Audio Research M300 monoblock power amplifier Page 5
Design and Technology: How has the output power been raised to 300W with the established configuration of eight push-pull 6550 output tubes? William Z. Johnson has used a circuit which he initially considered some time ago, but which required power FETs of a specific quality and rating. Once these had become available, it was possible to complete the research and design the new output stage. ARC's normal output stage involves a multi-wound output transformer where feedback is made at the output winding by including the cathode circuit of the tubes in the transformer circuit. Balanced negative feedback also runs from both positive and negative sides of the secondary to the input stages of the amplifier. To improve the output efficiency, ARC takes the screen grids of the output tetrodes to a regulated supply.
The new refinement provides still greater power and involves the application of a servo or buffer signal to the screens: a controlled audio signal rather than a regulated HT line (fig.2). For each phase, additional windings on the transformer feed the gates of high-voltage power MOSFETs operated from a 600V supply. Operating as a low-output impedance follower, the source terminal goes to all the screen grids (antiphase relative to the anode), these set at a DC level of 330V. The anodes are at 420V, with the 6550 tubes held well within their ratings at 75mA standing bias each. A single bias line is used for each set of four valves, these sharing a single low-value cathode resistor, only present to allow the measurement of the bias current.
Fig.2 Screen buffer principle.
Aside from the two sets of four output tubes working in push-pull class-AB, the rest of the M300 is solid-state, using a total of 16 FETs excluding the power supply. The input is DC-coupled via a 100k potentiometer, with the circuitry wholly symmetrical and incorporating the ARC cross-coupled feature, save for the input phase-inverter stage which feeds the lower half of the circuit. While executed in FETs, the general plan mirrors that of the all-tube circuitry which preceded the M300. The input voltage amplifier is buffered by a source follower leading to the cross-coupled differential, whose output drives the tube grids via another source-follower buffer. Top-quality regulated supplies are extensively used, and incorporate power MOSFET pass elements controlled by IC op-amps.
The amplifier is built to high standards, with excellent workmanship and first-rate components. Only two capacitors are effectively in the signal path, both low-value top-quality polypropylenes, and are bypassed. The only calibration control is that for output-stage bias, while the output tubes are generally supplied in matched sets to improve performance.

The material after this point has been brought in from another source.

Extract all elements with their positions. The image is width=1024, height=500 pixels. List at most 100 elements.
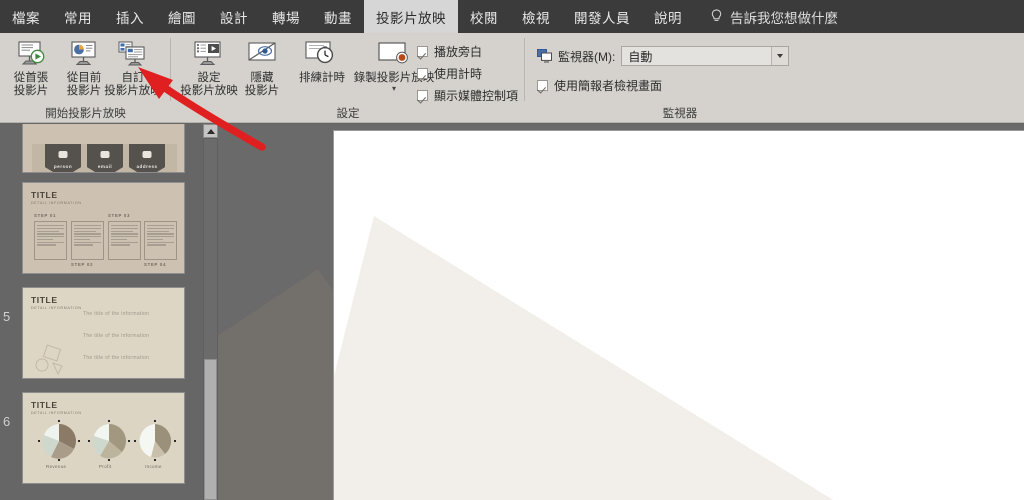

The power supplies are substantial, especially the main anode reservoir for the output stage. A valid measurement for the reservoir capacity is the unit for watt-seconds, or Joules (CV2). Typically 50J is accorded to a transistor power amp, with the ARC M100 providing a massive 250J, but the M300 tops the bill at 350J. Reservoir capacity is not the only criterion for good sound by any means, but it can be a good indicator.
ARC gains an advantage in the use of multiple output tubes. A single pair of 6550s might load nicely into a 5k anode-to-anode transformer primary impedance, ratio-matched to an 8 ohm secondary load. That 5k represents a lot of primary turns with consequent leakage inductance and stray capacitance. If four pairs of tubes are used, however, the primary impedance matching will be reduced to 1250 ohms, resulting in a beneficially lower number of turns and a wider bandwidth.

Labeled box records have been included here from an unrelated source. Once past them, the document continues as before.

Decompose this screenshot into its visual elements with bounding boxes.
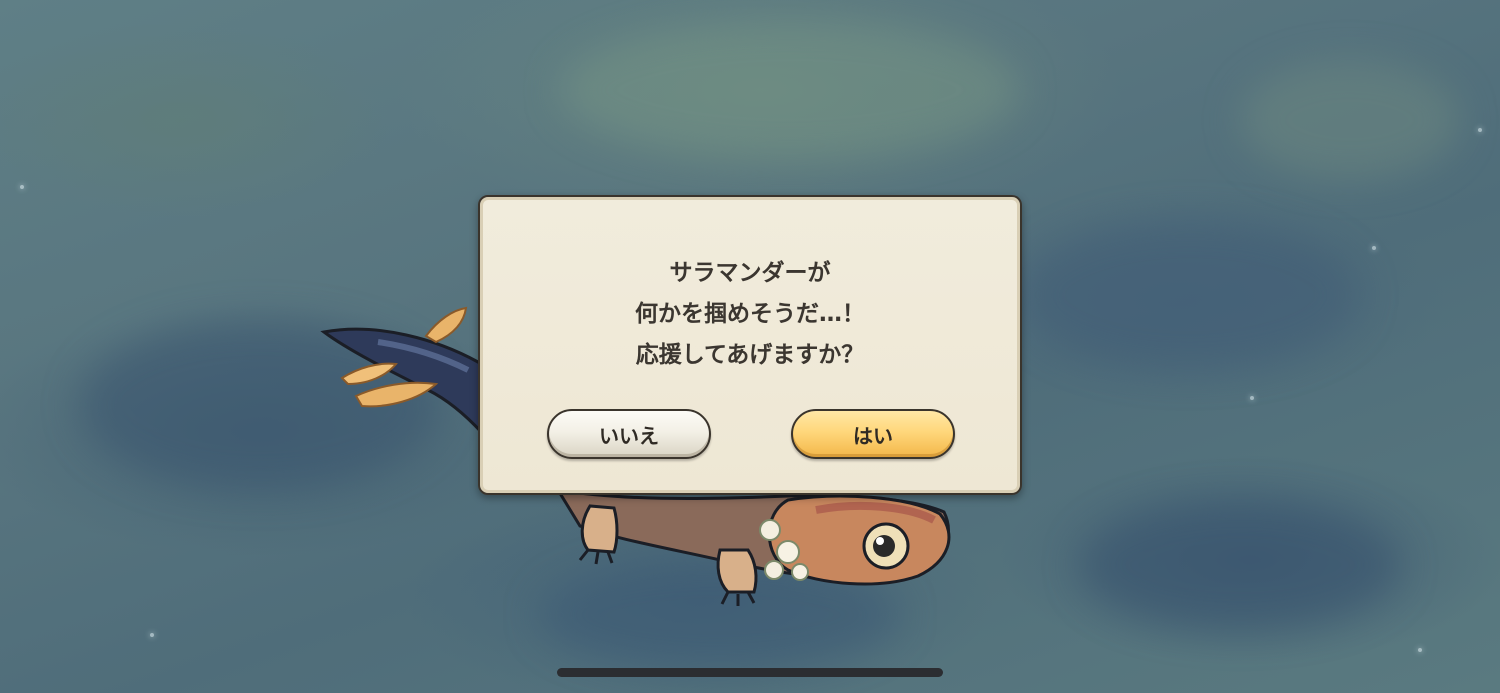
sparkle: [1478, 128, 1482, 132]
background-swirl: [1080, 500, 1400, 630]
yes-button-label: はい: [853, 423, 893, 448]
confirm-dialog: サラマンダーが 何かを掴めそうだ…！ 応援してあげますか？ いいえ はい: [478, 195, 1022, 495]
sparkle: [1418, 648, 1422, 652]
no-button-label: いいえ: [599, 423, 659, 448]
background-swirl: [1020, 220, 1360, 370]
sparkle: [20, 185, 24, 189]
yes-button[interactable]: はい: [791, 409, 955, 459]
background-swirl: [1240, 60, 1460, 180]
background-swirl: [560, 20, 1020, 160]
dialog-message-line: サラマンダーが: [669, 260, 831, 286]
dialog-message: サラマンダーが 何かを掴めそうだ…！ 応援してあげますか？: [480, 253, 1020, 376]
dialog-message-line: 何かを掴めそうだ…！: [635, 301, 865, 327]
game-scene: サラマンダーが 何かを掴めそうだ…！ 応援してあげますか？ いいえ はい: [0, 0, 1500, 693]
sparkle: [1250, 396, 1254, 400]
sparkle: [1372, 246, 1376, 250]
sparkle: [150, 633, 154, 637]
dialog-message-line: 応援してあげますか？: [635, 342, 865, 368]
no-button[interactable]: いいえ: [547, 409, 711, 459]
home-indicator[interactable]: [557, 668, 943, 677]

The use of FETs for the low-level and driver circuitry has an advantage over all-tube design in that noise levels are better and microphony is practically eliminated. Likewise, tube balancing and aging effects are minimized while the output tubes are relatively uncritical of bias changes in this design.

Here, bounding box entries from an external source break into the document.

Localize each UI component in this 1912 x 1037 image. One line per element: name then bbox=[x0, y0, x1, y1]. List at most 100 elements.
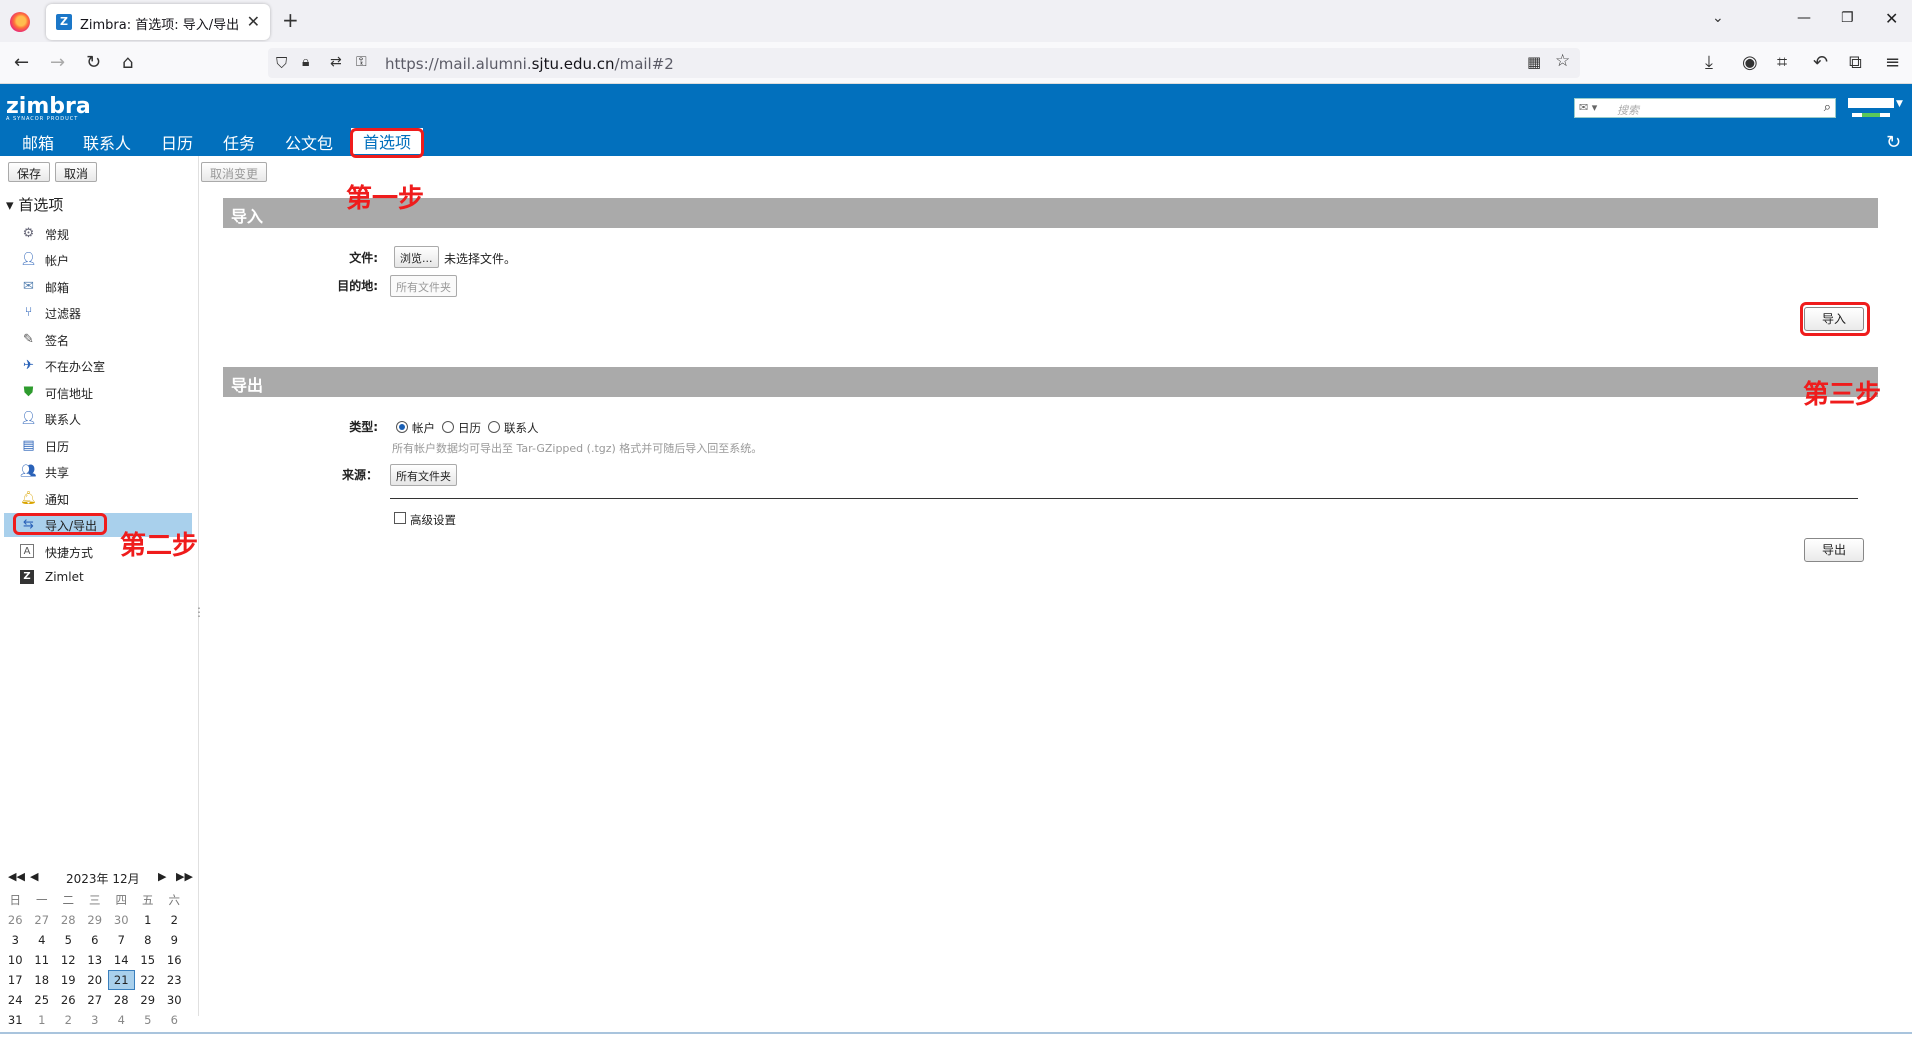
calendar-day[interactable]: 7 bbox=[108, 930, 135, 950]
calendar-day[interactable]: 1 bbox=[29, 1010, 56, 1030]
sidebar-item-calendar[interactable]: ▤ 日历 bbox=[20, 434, 190, 458]
back-icon[interactable]: ← bbox=[14, 52, 29, 73]
calendar-day[interactable]: 23 bbox=[161, 970, 188, 990]
next-year-icon[interactable]: ▶▶ bbox=[176, 870, 193, 883]
calendar-day[interactable]: 24 bbox=[2, 990, 29, 1010]
sidebar-item-signatures[interactable]: ✎ 签名 bbox=[20, 328, 190, 352]
radio-contacts-label[interactable]: 联系人 bbox=[504, 420, 539, 436]
tracking-shield-icon[interactable]: ⛉ bbox=[276, 54, 287, 72]
search-input[interactable]: 搜索 bbox=[1617, 102, 1639, 118]
calendar-day[interactable]: 8 bbox=[135, 930, 162, 950]
radio-calendar-label[interactable]: 日历 bbox=[458, 420, 481, 436]
prev-year-icon[interactable]: ◀◀ bbox=[8, 870, 25, 883]
sidebar-item-out-of-office[interactable]: ✈ 不在办公室 bbox=[20, 354, 190, 378]
restore-icon[interactable]: ❐ bbox=[1841, 10, 1854, 26]
undo-icon[interactable]: ↶ bbox=[1813, 52, 1828, 73]
sidebar-item-accounts[interactable]: 👤︎ 帐户 bbox=[20, 248, 190, 272]
sidebar-item-trusted-addresses[interactable]: ⛊ 可信地址 bbox=[20, 381, 190, 405]
calendar-day[interactable]: 25 bbox=[29, 990, 56, 1010]
qr-code-icon[interactable]: ▦ bbox=[1527, 53, 1541, 71]
export-source-button[interactable]: 所有文件夹 bbox=[390, 464, 457, 486]
calendar-day[interactable]: 21 bbox=[108, 970, 135, 990]
sidebar-item-general[interactable]: ⚙ 常规 bbox=[20, 222, 190, 246]
radio-account[interactable] bbox=[396, 421, 408, 433]
download-icon[interactable]: ⤓ bbox=[1705, 52, 1713, 73]
radio-calendar[interactable] bbox=[442, 421, 454, 433]
advanced-settings-checkbox[interactable] bbox=[394, 512, 406, 524]
calendar-day[interactable]: 4 bbox=[108, 1010, 135, 1030]
sidebar-item-notifications[interactable]: 🔔︎ 通知 bbox=[20, 487, 190, 511]
key-icon[interactable]: ⚿ bbox=[356, 54, 367, 70]
home-icon[interactable]: ⌂ bbox=[122, 52, 133, 73]
user-menu-chevron-icon[interactable]: ▼ bbox=[1896, 99, 1903, 109]
reload-icon[interactable]: ↻ bbox=[86, 52, 101, 73]
calendar-day[interactable]: 2 bbox=[55, 1010, 82, 1030]
calendar-day[interactable]: 5 bbox=[55, 930, 82, 950]
firefox-icon[interactable] bbox=[10, 12, 30, 32]
forward-icon[interactable]: → bbox=[50, 52, 65, 73]
radio-contacts[interactable] bbox=[488, 421, 500, 433]
calendar-day[interactable]: 30 bbox=[161, 990, 188, 1010]
calendar-day[interactable]: 4 bbox=[29, 930, 56, 950]
undo-changes-button[interactable]: 取消变更 bbox=[201, 162, 268, 182]
advanced-settings-label[interactable]: 高级设置 bbox=[410, 512, 456, 528]
import-destination-button[interactable]: 所有文件夹 bbox=[390, 275, 457, 297]
calendar-day[interactable]: 5 bbox=[135, 1010, 162, 1030]
tab-mail[interactable]: 邮箱 bbox=[22, 130, 54, 154]
calendar-day[interactable]: 10 bbox=[2, 950, 29, 970]
export-button[interactable]: 导出 bbox=[1804, 538, 1864, 562]
account-circle-icon[interactable]: ◉ bbox=[1742, 52, 1758, 73]
user-name-redacted[interactable] bbox=[1848, 98, 1894, 108]
minimize-icon[interactable]: — bbox=[1797, 10, 1811, 26]
calendar-day[interactable]: 26 bbox=[2, 910, 29, 930]
calendar-day[interactable]: 29 bbox=[135, 990, 162, 1010]
save-button[interactable]: 保存 bbox=[8, 162, 51, 182]
calendar-day[interactable]: 6 bbox=[161, 1010, 188, 1030]
bookmark-star-icon[interactable]: ☆ bbox=[1555, 51, 1570, 71]
calendar-day[interactable]: 31 bbox=[2, 1010, 29, 1030]
calendar-day[interactable]: 16 bbox=[161, 950, 188, 970]
search-icon[interactable]: ⌕ bbox=[1824, 100, 1831, 115]
zimbra-logo[interactable]: zimbra A SYNACOR PRODUCT bbox=[6, 94, 91, 122]
browser-tab[interactable]: Z Zimbra: 首选项: 导入/导出 ✕ bbox=[46, 4, 270, 40]
calendar-day[interactable]: 12 bbox=[55, 950, 82, 970]
permissions-icon[interactable]: ⇄ bbox=[330, 54, 342, 70]
tree-root-preferences[interactable]: ▾ 首选项 bbox=[6, 194, 63, 215]
calendar-day[interactable]: 28 bbox=[55, 910, 82, 930]
close-icon[interactable]: ✕ bbox=[247, 12, 260, 31]
calendar-day[interactable]: 17 bbox=[2, 970, 29, 990]
calendar-day[interactable]: 9 bbox=[161, 930, 188, 950]
lock-icon[interactable]: 🔒︎ bbox=[302, 54, 309, 70]
calendar-day[interactable]: 18 bbox=[29, 970, 56, 990]
calendar-day[interactable]: 26 bbox=[55, 990, 82, 1010]
calendar-day[interactable]: 29 bbox=[82, 910, 109, 930]
calendar-day[interactable]: 11 bbox=[29, 950, 56, 970]
calendar-day[interactable]: 6 bbox=[82, 930, 109, 950]
window-close-icon[interactable]: ✕ bbox=[1885, 9, 1898, 28]
calendar-day[interactable]: 27 bbox=[82, 990, 109, 1010]
calendar-day[interactable]: 3 bbox=[82, 1010, 109, 1030]
cancel-button[interactable]: 取消 bbox=[55, 162, 98, 182]
calendar-day[interactable]: 2 bbox=[161, 910, 188, 930]
calendar-day[interactable]: 1 bbox=[135, 910, 162, 930]
sidebar-item-mail[interactable]: ✉ 邮箱 bbox=[20, 275, 190, 299]
url-text[interactable]: https://mail.alumni.sjtu.edu.cn/mail#2 bbox=[385, 55, 674, 73]
tab-calendar[interactable]: 日历 bbox=[161, 130, 193, 154]
tab-briefcase[interactable]: 公文包 bbox=[285, 130, 333, 154]
search-type-icon[interactable]: ✉ ▾ bbox=[1579, 101, 1597, 114]
calendar-day[interactable]: 30 bbox=[108, 910, 135, 930]
chevron-down-icon[interactable]: ⌄ bbox=[1712, 10, 1724, 26]
calendar-day[interactable]: 28 bbox=[108, 990, 135, 1010]
calendar-day[interactable]: 14 bbox=[108, 950, 135, 970]
extensions-icon[interactable]: ⧉ bbox=[1849, 52, 1862, 73]
menu-icon[interactable]: ≡ bbox=[1885, 52, 1900, 73]
tab-tasks[interactable]: 任务 bbox=[223, 130, 255, 154]
next-month-icon[interactable]: ▶ bbox=[158, 870, 166, 883]
calendar-day[interactable]: 20 bbox=[82, 970, 109, 990]
sidebar-item-filters[interactable]: ⑂ 过滤器 bbox=[20, 301, 190, 325]
calendar-day[interactable]: 27 bbox=[29, 910, 56, 930]
calendar-day[interactable]: 3 bbox=[2, 930, 29, 950]
refresh-icon[interactable]: ↻ bbox=[1886, 132, 1901, 153]
calendar-day[interactable]: 19 bbox=[55, 970, 82, 990]
browse-button[interactable]: 浏览... bbox=[394, 246, 439, 268]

Sound Quality: With a fine amplifier such as this, the reviewer may be overwhelmed by a combination of sheer power and performance, to the point where no sensible criticism can be made. With no disrespect intended to ARC, this review is based on personal experience of the c-j Premier 5, the Jadis JA200, Krell KMA-100 II, Mark Levinson No.20, Cello Performance, ARC M100, and Goldmund Mimesis 3. No amplifier is perfect—reference to the performance of a range of comparable designs can help to identify those different weaknesses and strengths.